A total of 77,545 COVID-19 vaccines have been administered since Oct. 4, according to figures from the Department of Health.
Estimated 30% of seniors never infected
Moriarty also recommends wearing well-fitted masks indoors, avoiding non-essential indoor gatherings or moving them outdoors, and staying home when sick.
"They're not perfect, but if we layer them up … you really can reduce the risk of having an infection," she said, pointing to the estimated 30 per cent of Canadians aged 65 or older who may not have been infected yet, based on seroprevalence data from the COVID Immunity Task Force, or the percentage of people who have antibodies in their blood to the virus that causes COVID-19.
This age group is considered at greater risk and "generally have been taking more precautions," she said.
CBC requested an interview with outgoing Chief Medical Officer of Health Dr. Jennifer Russell or another Public Health official. In an emailed response, Department of Health spokesperson Sean Hatchard said, "When there is something new or noteworthy to share with the public, or if its advice or guidance for the public were to change, Public Health ensures staff are available to provide information to the media. That may include an interview or a statement, depending on the individual situation."

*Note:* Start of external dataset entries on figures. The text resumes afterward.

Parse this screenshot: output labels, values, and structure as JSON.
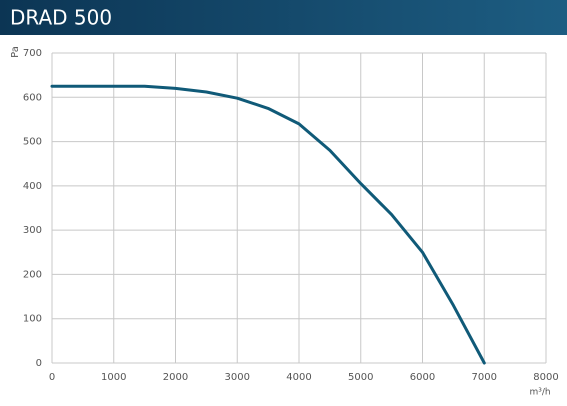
{
  "chart_data": {
    "type": "line",
    "title": "DRAD 500",
    "y_label": "Pa",
    "x_label": "m³/h",
    "x": [
      0,
      1000,
      1500,
      2000,
      2500,
      3000,
      3500,
      4000,
      4500,
      5000,
      5500,
      6000,
      6500,
      7000
    ],
    "series": [
      {
        "color": "#105a78",
        "values": [
          625,
          625,
          625,
          620,
          612,
          598,
          575,
          540,
          480,
          405,
          335,
          250,
          130,
          0
        ]
      }
    ],
    "xlim": [
      0,
      8000
    ],
    "ylim": [
      0,
      700
    ],
    "xticks": [
      0,
      1000,
      2000,
      3000,
      4000,
      5000,
      6000,
      7000,
      8000
    ],
    "yticks": [
      0,
      100,
      200,
      300,
      400,
      500,
      600,
      700
    ],
    "grid": true
  }
}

Fewer hospital unit outbreaks
Horizon Health Network has 62 hospitalized COVID patients, as of Nov. 11, according to its COVID-19 dashboard. That's a 36 per cent decrease from the 97 people hospitalized for or with the virus the week before.
Three of the patients require intensive care, down from six.
Fewer Horizon health-care workers are off the job after testing positive for the virus — 20, compared to 34 absent infected employees the previous week.
- The Moncton Hospital: cardiology, family practice/stroke unit, oncology, rehabilitation, chronic/geriatric rehabilitation and general surgery.
- Miramichi Regional Hospital: cardiac stepdown/stroke, and obstetrics/gynecology/pediatrics.
- Saint John Regional hospital: psychiatry unit, obstetrical unit, cardiac services.
Vitalité Health Network is updating its COVID-19 report only monthly, with the next update not expected until Nov. 27.
It has, however, updated its COVID outbreaks page, and reports two outbreaks, as of Tuesday, up from one. They include the Tracadie Hospital's medical unit and the Dr. Georges-L.-Dumont University Hospital Centre's nephrology (4F) unit.
4 lab-confirmed flu cases
Four new cases of the flu have been confirmed through lab tests.
Eighteen cases have now been reported since the respiratory season began on Aug. 27.
A total of 112,695 people have been vaccinated for influenza since Oct. 4, the Department of Health says.